As the second decade of the 21st Century draws to a close, New York retains it’s seemingly immutable position at the apex of global art. With this in mind, it seems fitting to take a closer look at three artists – soon to be exhibiting at our Beyond Borders group show – who are currently navigating this ever-developing scene.
Two years have elapsed since Allison Zuckerman, a millennial artist, was plucked from relative obscurity by the mega-collectors Don and Mera Rubell. Since then she has cultivated a reputation as a kind of art world DJ – like a hip-hop mash-up, her work takes multiple layers and various samples and creates a bold final outcome, one that could be thought of as an art-remix. Drawing inspiration from her contemporaries, such as Marc Horowitz and Jamian Juliano, her paintings are a visual fusion of old and new.
These large scale works take a gallimaufry of female-orientated images from art history and, through the application of paint, fuse them together in collages that juxtapose colourful pop imagery with a sparer, historical aesthetic. Through this marriage of epochs Zuckerman seeks to reclaim female figures from a male-dominated art historical canon, and does so with palpable excitement, humour and love. This willingness to look back in order to move forward mirrors attitudes towards contemporary art in New York: as the city continues its ongoing exegesis of it’s own art history, in order to continue breaking new ground in the future, artists like Zuckerman are becoming increasingly important.
In a similar vein to Zuckerman, Hiba Schahbaz explores the relationship between women and the art historical canon. However, Schahbaz’s work has a decidedly personal bent: she is both subject and artist in her work, reimagining masterpieces through her contemporary female lens. Having specialised in the Indo-Persian technique of miniature painting, her style has grown along with the scale of her works.
She now uses black tea and water based pigment on paper to depict women’s bodies and theological scenes. These Scheherazadian figures stand amidst bucolic backgrounds like beautiful illustrations from religious scripture. Schahbaz’s harmonious paintings offer a platform for women to tell their stories and reclaim their histories. The importance of this kind of work doesn’t need much explaining, which may account for Schabaz’s refreshingly assured artistic output: she knows, as we all do, that this is work of real merit, with real purpose.

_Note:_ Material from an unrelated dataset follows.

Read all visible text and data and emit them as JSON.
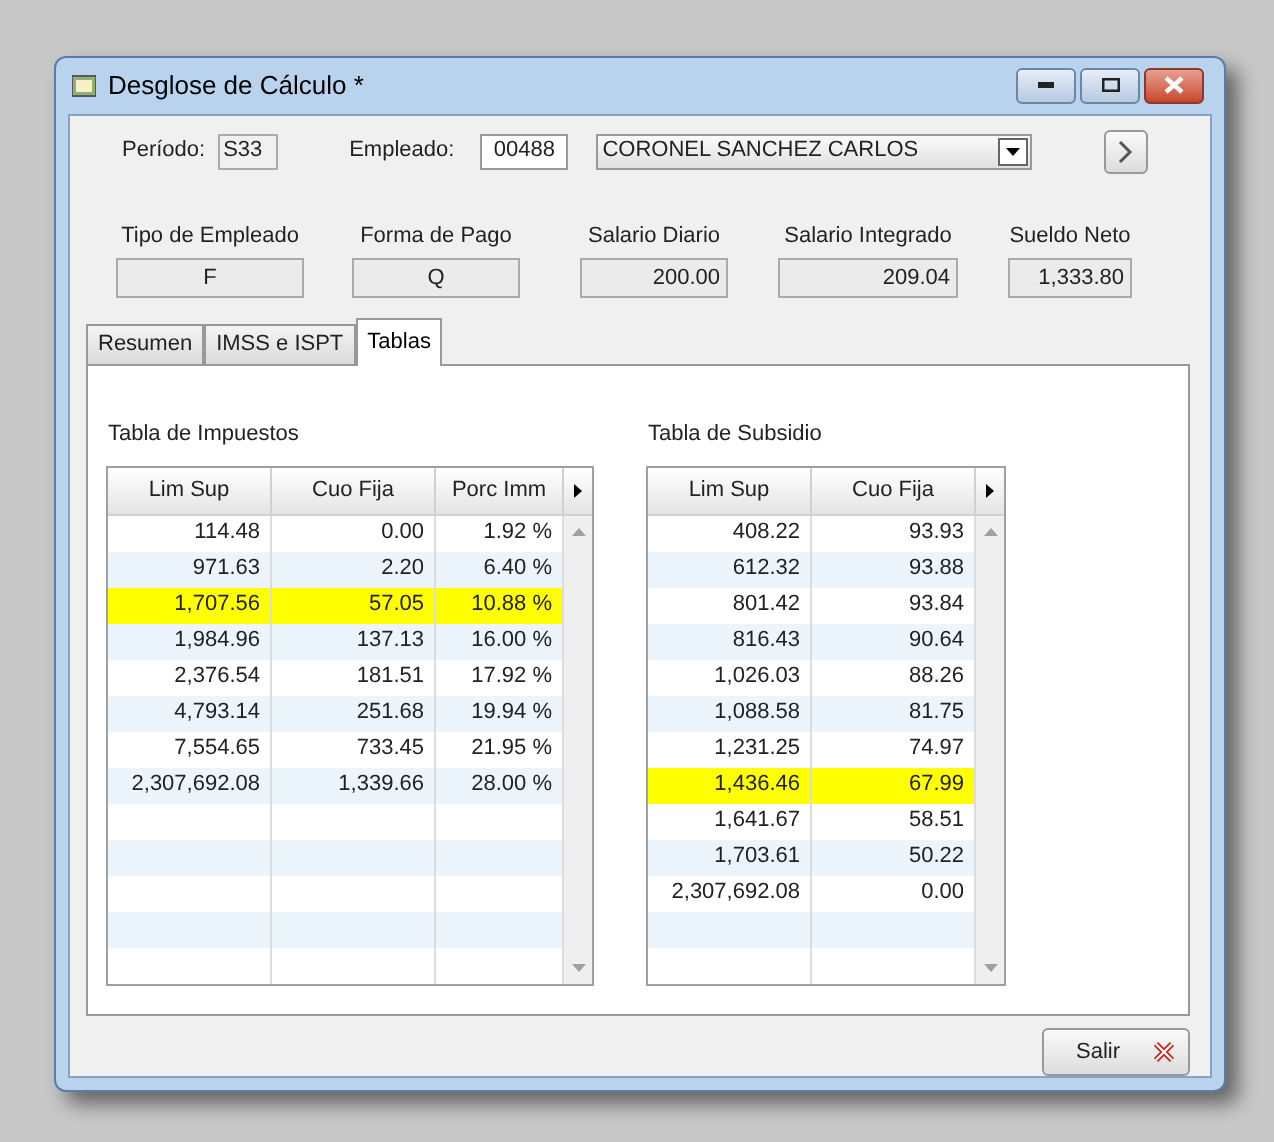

Finally we come to Aaron Johnson, whose paintings flit between abstraction and figuration with a fluidity echoed in the curves and contortions of his subjects. In the past, Johnson has stained his canvases with vibrant colours that have contrasted the works inherently stygian nature: infernal, demonic creatures, gnarled by time, twisted and writhed before the viewer. Now Johnson’s edges have softened and the works float in a disarming haze of mellow colour; however these chthonic creatures are still present, peering out from the mist. Johnson uses self-taught techniques that include, among others, “reverse-painted acrylic polymer-peel”.
In a turbulent artistic environment like New York, the process by which artists gain prominence can seem chaotic, desultory, even lucky; therefore it’s comforting that three artists with unambiguous talent have come to the fore, in this case the cream has clearly risen to the top.